Let’s run the Bash script:

$ bash download_file_if_missing.sh
pic.png is already present. Let's skip the download.

In this example, pic.png already exists locally.

2.4. Handling Files With Identical Names From Different Sources

There are situations in which we may download files with the same name from different URLs.

First, we can use the -O and flag to rename the files:

$ wget -nc -O source2_pic.png https://source2.com/images/pic.png

Here, we use the -O flag to define a unique filename depending on the URL. In this case, we download the file pic.png from the different URL as source2_pic.png. Additionally, we can use the -P flag to organize files by source directories:

$ wget -nc -P source2 https://source2.com/images/pic.png

Above, we download pic.png from the different URL and store it in the directory source2. If the source2 directory doesn’t exist, the command creates it automatically. Notably, we can apply -O and -P when working with both -nc and -N flags.

Next, let’s handle files with identical names from different sources when working with conditional logic in scripts. To achieve this, let’s modify the Bash script download_file_if_missing.sh:

#!/bin/bash

# Specify filename and new URL
FILE="pic.png"
URL="https://source2.com/images/$FILE"

# Capture domain name from new URL
DOMAIN=$(echo "$URL" | awk -F[/:] '{print $4}')

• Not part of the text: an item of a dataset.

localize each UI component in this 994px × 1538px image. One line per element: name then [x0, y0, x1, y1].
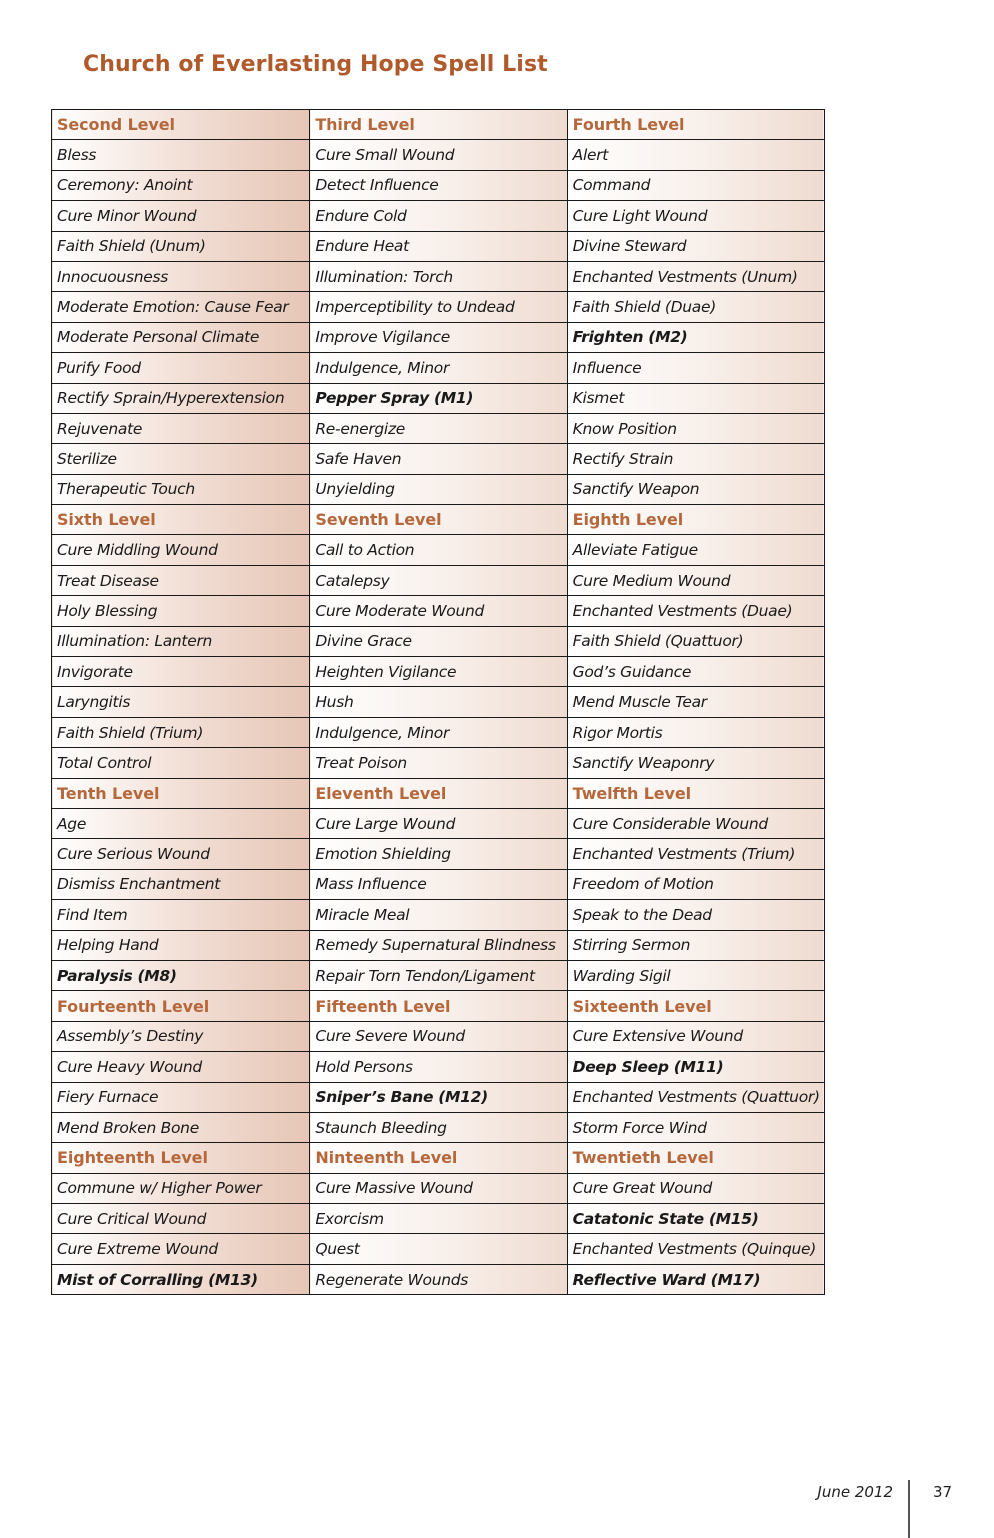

# Create a unique file name (e.g., source2.com_pic.png) based on the domain name
NEW_FILE_NAME="${DOMAIN}_${FILE}"

# Check whether $NEW_FILE_NAME already exists in the current directory
if [ -f "$NEW_FILE_NAME" ]; then
    echo "$NEW_FILE_NAME is already present. Let's skip the download."
else
    # Download the file and renames it to $NEW_FILE_NAME
    wget -O "$NEW_FILE_NAME" "$URL"
fi

Here, we change wget “$URL” to wget -O “$NEW_FILE_NAME” “$URL”. Now, the script downloads pic.png but renames it by including a unique identifier in the filename:

  • DOMAIN=$(echo “$URL” | awk -F[/:] ‘{print $4}’)awk command extracts the domain from the URL and stores it in the variable DOMAIN
  • NEW_FILE_NAME=”${DOMAIN}_${FILE}” – adds the domain to the filename, for instance, pic.png changes to source2.com_pic.png and stores the result in the variable NEW_FILE_NAME

This modification helps to differentiate between the similar files pic.png from the two different URLs.

3. Conclusion

In this article, we explored various ways we can work with wget to avoid redundant downloads.

First, we explored the wget flags -nc to discard existing files and -N to check for timestamps. Next, we used conditional logic in shell scripts to check if a file exists before using wget. We then handled files with identical names from different sources.

We can now download files more efficiently by saving bandwidth and keeping our local storage more organized.